Mengacu pada UU MA beserta perubahannya, prosedur mengajukan uji materil perda ke MA adalah sebagai berikut:
1. Permohonan pengujian Perda diajukan langsung oleh pemohon atau kuasanya kepada MA dan dibuat secara tertulis dalam bahasa Indonesia
2. Permohonan ini hanya dapat dilakukan oleh pihak yang menganggap haknya dirugikan oleh berlakunya Perda, yaitu:
a. perorangan warga negara Indonesia;
b. kesatuan masyarakat hukum adat sepanjang masih hidup dan sesuai dengan perkembangan masyarakat dan prinsip Negara Kesatuan Republik Indonesia yang diatur dalam undang-undang; atau
c. badan hukum publik atau badan hukum privat.
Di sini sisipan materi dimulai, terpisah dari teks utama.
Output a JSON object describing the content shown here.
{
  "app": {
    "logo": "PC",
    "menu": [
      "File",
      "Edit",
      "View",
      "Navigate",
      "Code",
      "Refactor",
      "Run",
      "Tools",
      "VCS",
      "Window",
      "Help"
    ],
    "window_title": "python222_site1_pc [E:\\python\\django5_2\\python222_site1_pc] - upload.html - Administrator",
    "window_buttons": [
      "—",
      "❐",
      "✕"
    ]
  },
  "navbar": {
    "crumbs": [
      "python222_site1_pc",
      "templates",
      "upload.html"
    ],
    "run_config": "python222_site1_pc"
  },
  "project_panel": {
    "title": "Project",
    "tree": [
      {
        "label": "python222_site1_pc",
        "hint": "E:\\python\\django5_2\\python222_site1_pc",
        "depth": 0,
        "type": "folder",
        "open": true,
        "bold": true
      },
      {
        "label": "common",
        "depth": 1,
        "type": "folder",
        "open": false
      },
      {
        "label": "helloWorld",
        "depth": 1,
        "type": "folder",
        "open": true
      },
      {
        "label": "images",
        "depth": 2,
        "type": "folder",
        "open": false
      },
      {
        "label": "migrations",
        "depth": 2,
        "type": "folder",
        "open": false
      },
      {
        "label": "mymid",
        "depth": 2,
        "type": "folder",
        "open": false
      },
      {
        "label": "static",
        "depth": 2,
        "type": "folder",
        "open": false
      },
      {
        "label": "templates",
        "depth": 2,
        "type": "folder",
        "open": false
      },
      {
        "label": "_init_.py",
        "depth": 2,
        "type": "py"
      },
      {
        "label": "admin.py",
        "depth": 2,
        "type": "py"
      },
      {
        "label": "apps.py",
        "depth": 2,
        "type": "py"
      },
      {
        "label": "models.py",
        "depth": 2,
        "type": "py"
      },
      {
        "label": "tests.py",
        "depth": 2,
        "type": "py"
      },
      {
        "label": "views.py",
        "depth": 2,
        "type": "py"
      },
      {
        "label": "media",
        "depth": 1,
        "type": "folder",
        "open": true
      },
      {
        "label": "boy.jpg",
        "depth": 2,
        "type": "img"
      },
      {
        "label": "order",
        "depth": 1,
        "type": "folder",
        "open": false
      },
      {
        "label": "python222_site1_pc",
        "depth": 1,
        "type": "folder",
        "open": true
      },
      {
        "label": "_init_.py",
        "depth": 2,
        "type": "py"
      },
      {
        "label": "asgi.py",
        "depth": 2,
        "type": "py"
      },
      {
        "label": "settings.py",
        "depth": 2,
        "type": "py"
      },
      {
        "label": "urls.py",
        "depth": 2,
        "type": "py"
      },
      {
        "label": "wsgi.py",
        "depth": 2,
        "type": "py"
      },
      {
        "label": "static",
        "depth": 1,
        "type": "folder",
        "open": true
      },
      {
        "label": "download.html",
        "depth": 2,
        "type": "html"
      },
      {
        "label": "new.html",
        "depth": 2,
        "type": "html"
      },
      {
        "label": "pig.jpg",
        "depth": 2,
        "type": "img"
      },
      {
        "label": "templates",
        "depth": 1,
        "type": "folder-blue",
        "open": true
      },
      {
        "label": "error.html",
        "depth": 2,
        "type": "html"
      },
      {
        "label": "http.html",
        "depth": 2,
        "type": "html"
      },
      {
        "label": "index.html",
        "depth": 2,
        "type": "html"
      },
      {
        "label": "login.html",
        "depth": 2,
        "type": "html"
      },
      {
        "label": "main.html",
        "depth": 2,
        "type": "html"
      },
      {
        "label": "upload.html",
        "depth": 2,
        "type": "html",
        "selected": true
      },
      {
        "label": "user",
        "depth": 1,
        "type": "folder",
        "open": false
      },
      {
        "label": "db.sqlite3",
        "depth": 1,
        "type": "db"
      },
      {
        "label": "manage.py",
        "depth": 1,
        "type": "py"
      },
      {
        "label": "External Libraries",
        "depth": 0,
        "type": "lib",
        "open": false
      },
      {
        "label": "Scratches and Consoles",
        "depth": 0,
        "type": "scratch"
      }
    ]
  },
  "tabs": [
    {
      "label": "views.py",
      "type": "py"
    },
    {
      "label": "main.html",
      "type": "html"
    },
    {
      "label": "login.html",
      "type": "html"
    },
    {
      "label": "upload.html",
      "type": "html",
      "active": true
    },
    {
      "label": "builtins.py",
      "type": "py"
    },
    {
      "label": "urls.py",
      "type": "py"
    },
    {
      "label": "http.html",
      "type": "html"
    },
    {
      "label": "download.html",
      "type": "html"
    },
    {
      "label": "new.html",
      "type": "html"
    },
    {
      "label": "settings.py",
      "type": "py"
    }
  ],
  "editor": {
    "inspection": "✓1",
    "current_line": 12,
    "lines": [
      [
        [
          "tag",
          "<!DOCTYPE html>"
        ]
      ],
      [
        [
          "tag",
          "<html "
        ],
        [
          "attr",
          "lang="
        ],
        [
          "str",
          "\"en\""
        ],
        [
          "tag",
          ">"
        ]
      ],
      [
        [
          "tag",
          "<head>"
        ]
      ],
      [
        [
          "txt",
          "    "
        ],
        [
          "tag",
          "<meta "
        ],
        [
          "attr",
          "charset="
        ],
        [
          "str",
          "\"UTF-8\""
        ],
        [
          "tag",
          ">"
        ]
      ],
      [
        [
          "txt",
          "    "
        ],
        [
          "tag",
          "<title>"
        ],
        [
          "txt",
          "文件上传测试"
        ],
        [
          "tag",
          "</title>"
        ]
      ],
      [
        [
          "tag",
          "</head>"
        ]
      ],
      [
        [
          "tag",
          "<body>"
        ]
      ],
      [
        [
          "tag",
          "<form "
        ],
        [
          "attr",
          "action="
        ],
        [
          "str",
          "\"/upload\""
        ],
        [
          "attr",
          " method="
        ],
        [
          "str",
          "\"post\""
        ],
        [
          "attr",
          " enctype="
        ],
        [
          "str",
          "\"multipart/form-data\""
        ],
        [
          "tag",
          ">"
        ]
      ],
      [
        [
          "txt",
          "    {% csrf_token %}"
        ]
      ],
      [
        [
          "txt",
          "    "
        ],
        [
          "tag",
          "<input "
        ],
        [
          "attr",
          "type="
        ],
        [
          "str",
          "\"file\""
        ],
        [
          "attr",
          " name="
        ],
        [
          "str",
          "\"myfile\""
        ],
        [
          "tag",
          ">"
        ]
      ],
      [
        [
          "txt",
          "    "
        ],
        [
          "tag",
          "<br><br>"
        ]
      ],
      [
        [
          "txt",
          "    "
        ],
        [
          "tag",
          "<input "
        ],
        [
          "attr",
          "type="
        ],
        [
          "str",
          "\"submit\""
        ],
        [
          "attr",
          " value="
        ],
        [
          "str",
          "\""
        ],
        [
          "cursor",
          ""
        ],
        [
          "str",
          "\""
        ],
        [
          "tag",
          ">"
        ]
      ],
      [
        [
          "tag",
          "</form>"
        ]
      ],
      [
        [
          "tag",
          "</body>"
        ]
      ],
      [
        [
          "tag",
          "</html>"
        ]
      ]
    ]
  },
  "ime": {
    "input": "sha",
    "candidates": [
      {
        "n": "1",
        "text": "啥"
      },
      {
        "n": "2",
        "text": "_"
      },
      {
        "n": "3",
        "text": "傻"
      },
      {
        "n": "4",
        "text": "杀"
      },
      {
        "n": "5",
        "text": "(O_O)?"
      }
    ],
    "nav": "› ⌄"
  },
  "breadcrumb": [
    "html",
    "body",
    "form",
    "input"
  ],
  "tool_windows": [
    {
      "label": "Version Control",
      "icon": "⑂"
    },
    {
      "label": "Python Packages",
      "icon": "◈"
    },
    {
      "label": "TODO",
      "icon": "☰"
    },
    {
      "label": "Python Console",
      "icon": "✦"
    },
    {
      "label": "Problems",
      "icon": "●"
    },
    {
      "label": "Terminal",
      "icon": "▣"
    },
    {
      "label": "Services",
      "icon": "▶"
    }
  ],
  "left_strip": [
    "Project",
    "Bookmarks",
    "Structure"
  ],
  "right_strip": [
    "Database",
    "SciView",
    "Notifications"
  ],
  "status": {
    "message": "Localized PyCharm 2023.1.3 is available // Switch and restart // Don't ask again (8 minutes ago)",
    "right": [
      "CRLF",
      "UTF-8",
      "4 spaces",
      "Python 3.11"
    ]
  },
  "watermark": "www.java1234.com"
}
3. Permohonan sekurang-kurangnya harus memuat:
a. nama dan alamat pemohon;
b. uraian mengenai perihal yang menjadi dasar permohonan dan menguraikan dengan jelas bahwa:
1) materi muatan ayat, pasal, dan/atau bagian Perda dianggap bertentangan dengan peraturan perundang-undangan yang lebih tinggi; dan/atau
2) pembentukan peraturan perundang-undangan tidak memenuhi ketentuan yang berlaku; dan
c. hal-hal yang diminta untuk diputus.
4. Permohonan pengujian dilakukan oleh MA paling lama 14 (empat belas) hari kerja terhitung sejak tanggal diterimanya permohonan
5. Dalam hal MA berpendapat bahwa pemohon atau permohonannya tidak memenuhi syarat, amar putusan menyatakan permohonan tidak diterima
6. Dalam hal MA berpendapat bahwa permohonan beralasan, amar putusan menyatakan permohonan dikabulkan
Contoh Perda yang Pernah Diuji ke MA
Contoh Perda yang Pernah Diuji ke MA adalah Pasal 30 Peraturan Daerah Khusus Provinsi Papua Nomor 6 Tahun 2011 tentang Pemilihan Umum Gubernur dan Wakil Gubernur (“Perda Papua 6/2011”). Melalui Putusan Mahkamah Agung Nomor 16 P/Hum/2012 Tahun 2012, MA mencabut Perda Papua 6/2011.(dow/dbs)
Dasar Hukum:
1. Undang-Undang Dasar 1945;
2. Undang-Undang Nomor 14 Tahun 1985 tentang Mahkamah Agung sebagaimana yang telah diubah terakhir kalinya dengan Undang-Undang Nomor 3 Tahun 2009 tentang Perubahan Kedua Atas Undang-Undang Nomor 14 Tahun 1985 tentang Mahkamah Agung;
3. Undang-Undang Nomor 12 Tahun 2011 tentang Pembentukan Peraturan Perundang-undangan;
4. Peraturan Mahkamah Agung Nomor 1 tahun 2011 tentang Hak Uji Materiil;
5. Peraturan Daerah Khusus Provinsi Papua Nomor 6 Tahun 2011 tentang Pemilihan Umum Gubernur dan Wakil Gubernur.